Before  and after the twenty century  disabled people were seen as a burden an extra body and month to feed that cannot do it for themselves, which there’s still that feeling today, even though that may have improved to how it was.  It’s like we are punished for being born and as if we chose to be how we are in the first place, which with the right support etc, we should be able to get by in life equal to other people. Society tends to even today look more so our negatives than our positives, which is better than it was, but we still have a long way to go.

 

This makes us feel more negative about ourselves to a point depression kicks into us and to one of the reasons why there’s such an increase of suicides not that I’m saying that all that face depression face disabilities and I’m not saying all of us who face depression will take our own lives. If people say a lot of negative about people lots of people are likely to feel negative about themselves where they could feel life is not worth living.

 

However,’ life isn’t always black and white and never was where in the first world war 11914 to 1918, there were about two million ex-servicemen who were looked at as disabled heroes which changed the attitude which society became slightly positive toward disabled people. https://historicengland.org.uk/research/inclusive-heritage/disability-history/1914-1945/

 

Sadly thousands of soldiers in the first world war and probably in the second became disabled for life, those who lived but I think there were who were lucky not to become disabled even though they may have faced being shot in some way, etc.

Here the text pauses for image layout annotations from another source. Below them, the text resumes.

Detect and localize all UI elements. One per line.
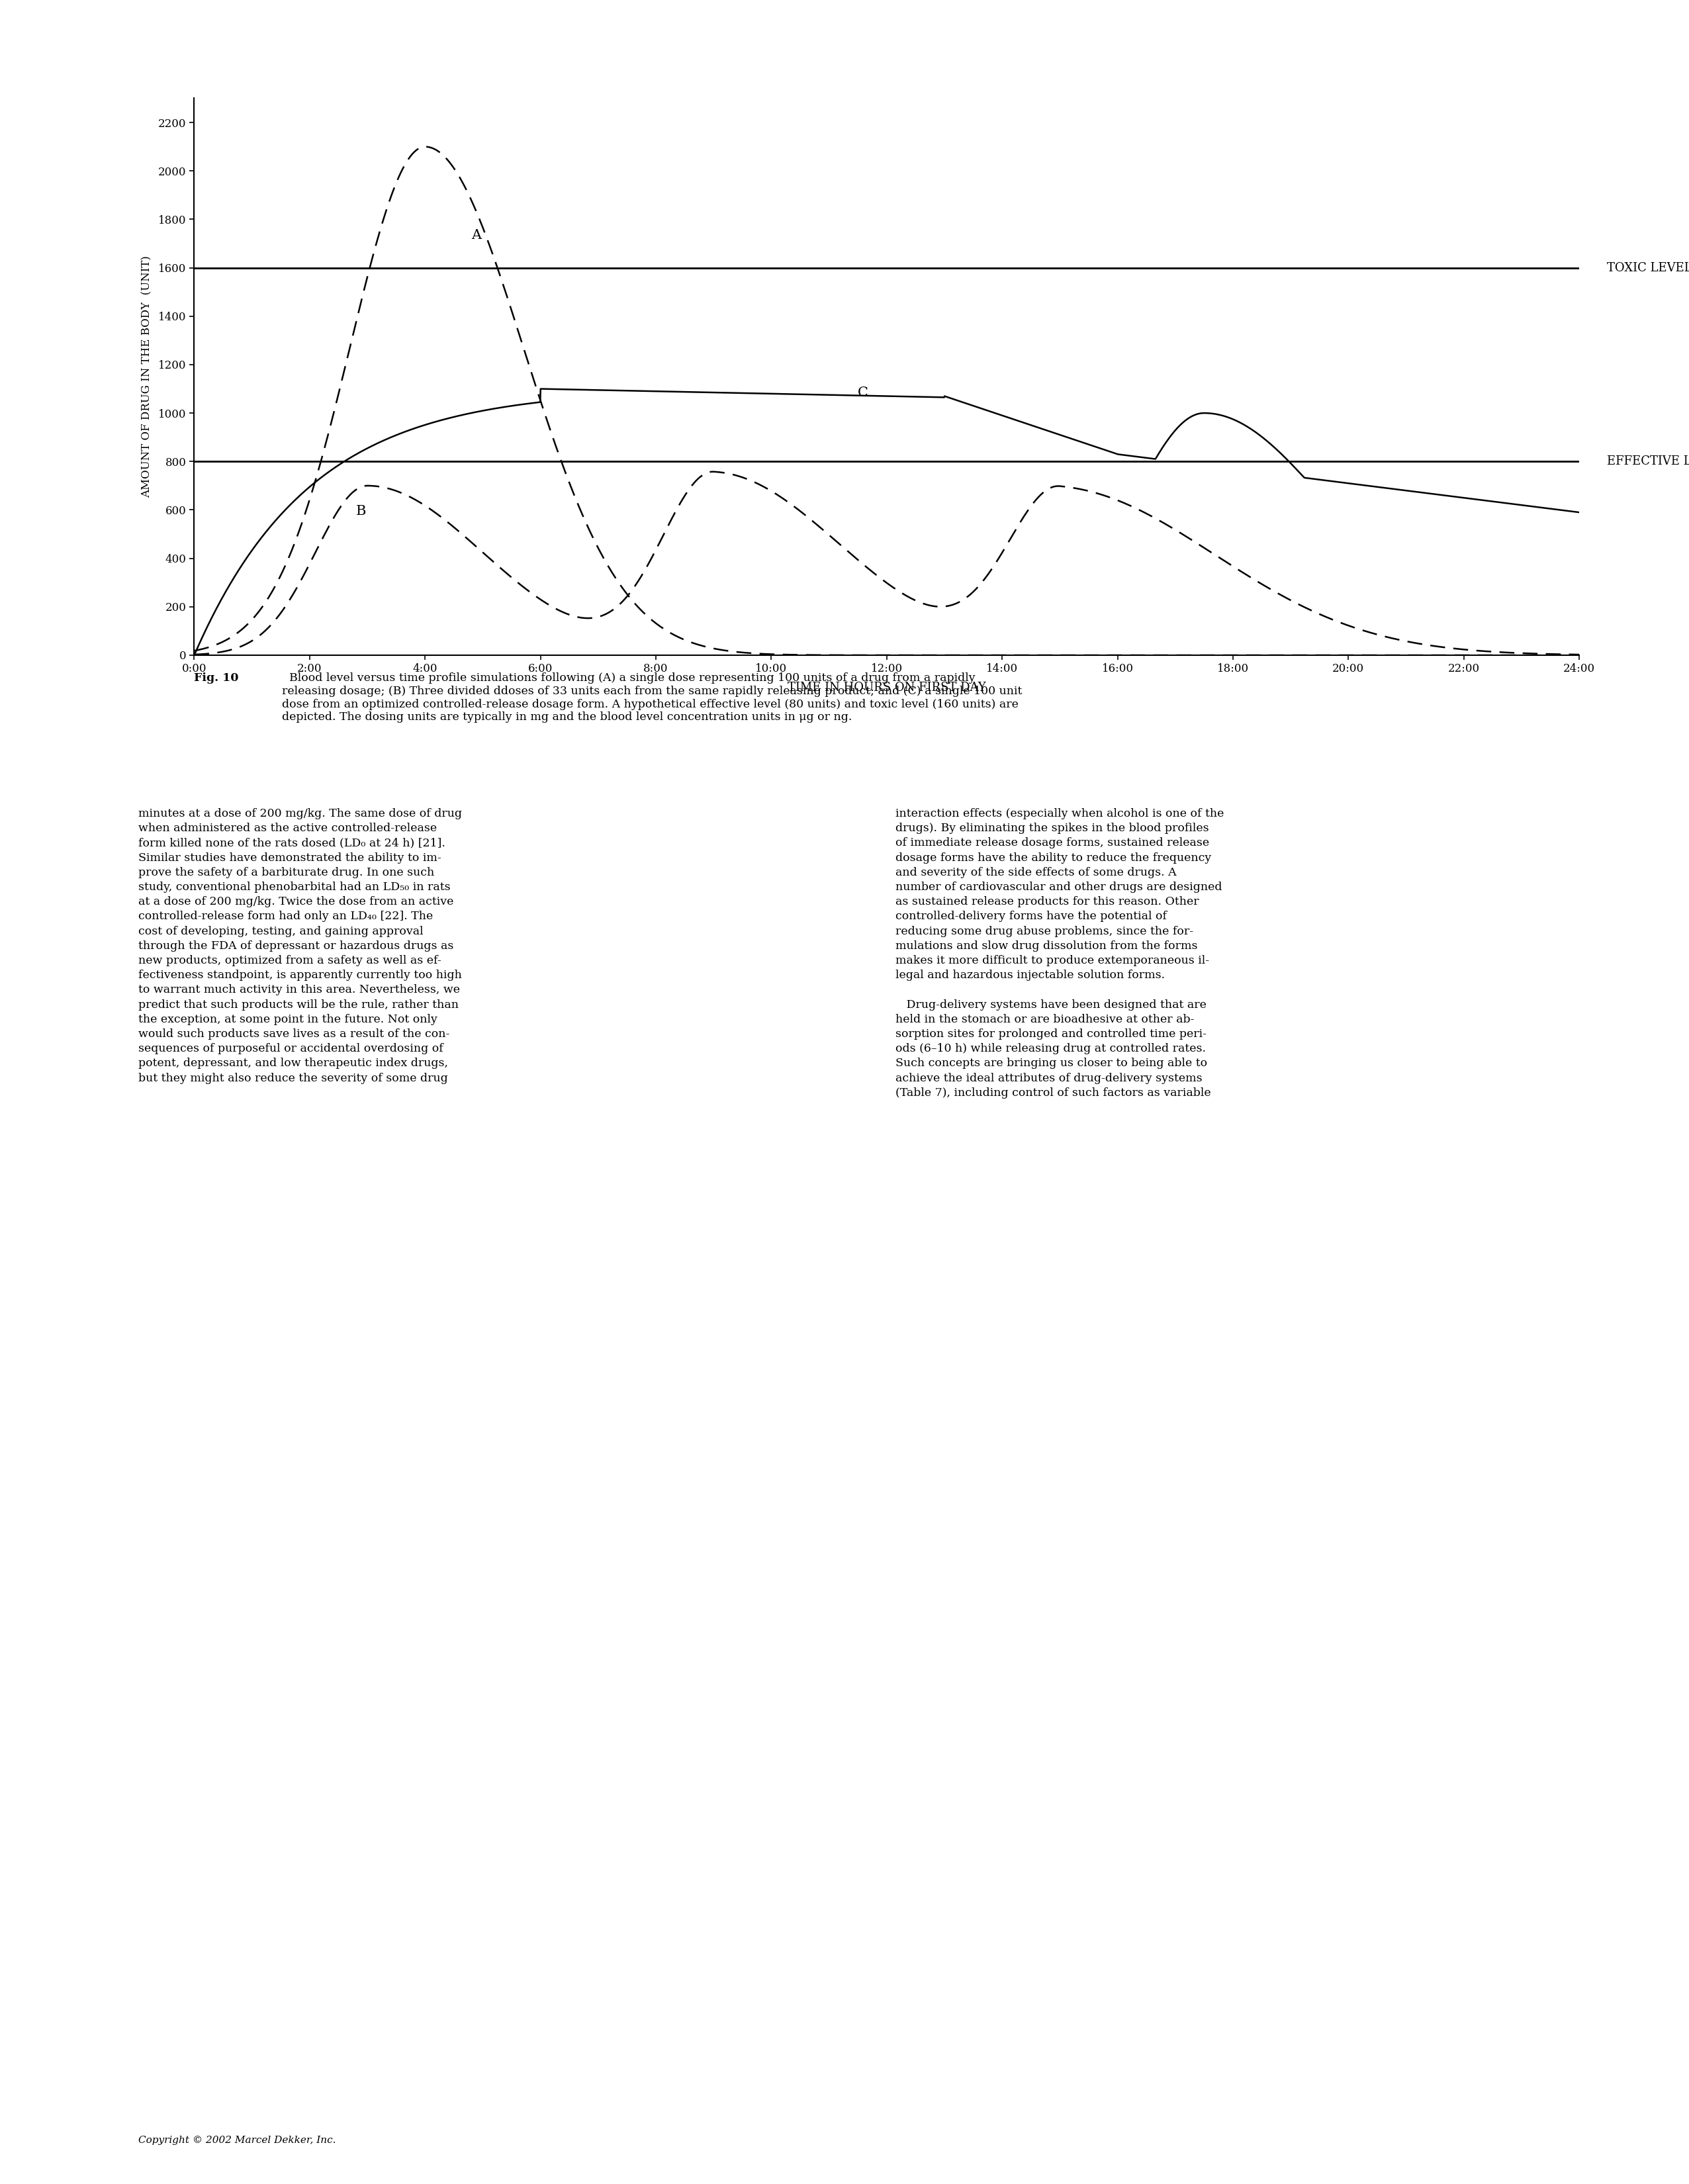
Y-axis label: AMOUNT OF DRUG IN THE BODY  (UNIT): AMOUNT OF DRUG IN THE BODY (UNIT) (142, 256, 152, 498)
Text: interaction effects (especially when alcohol is one of the
drugs). By eliminatin: interaction effects (especially when alc… (895, 808, 1225, 1099)
Text: Fig. 10: Fig. 10 (194, 673, 238, 684)
X-axis label: TIME IN HOURS ON FIRST DAY: TIME IN HOURS ON FIRST DAY (787, 681, 986, 695)
Text: EFFECTIVE LEVEL: EFFECTIVE LEVEL (1606, 456, 1689, 467)
Text: A: A (471, 229, 481, 242)
Text: B: B (356, 505, 367, 518)
Text: TOXIC LEVEL: TOXIC LEVEL (1606, 262, 1689, 273)
Text: Copyright © 2002 Marcel Dekker, Inc.: Copyright © 2002 Marcel Dekker, Inc. (138, 2136, 336, 2145)
Text: C: C (858, 387, 868, 400)
Text: minutes at a dose of 200 mg/kg. The same dose of drug
when administered as the a: minutes at a dose of 200 mg/kg. The same… (138, 808, 463, 1083)
Text: Blood level versus time profile simulations following (A) a single dose represen: Blood level versus time profile simulati… (282, 673, 1022, 723)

TB, Polio, rickets, etc was rather common in the first world war, which I think were classed as disabilities, but I am not sure if it was in the second world war though. http://broughttolife.sciencemuseum.org.uk/broughttolife/themes/diseases/polio

 Autism History.

Leo Kenner had described Autism as Autism Syndrome back in 1943, which is a specific pattern of abnormal behavior he described as infantile Autism. Kanner did not have any numbers of people who face the condition.

Over twenty years later, Victor Lotter published an Epidemiological study of children with behavior patterns by Kanner.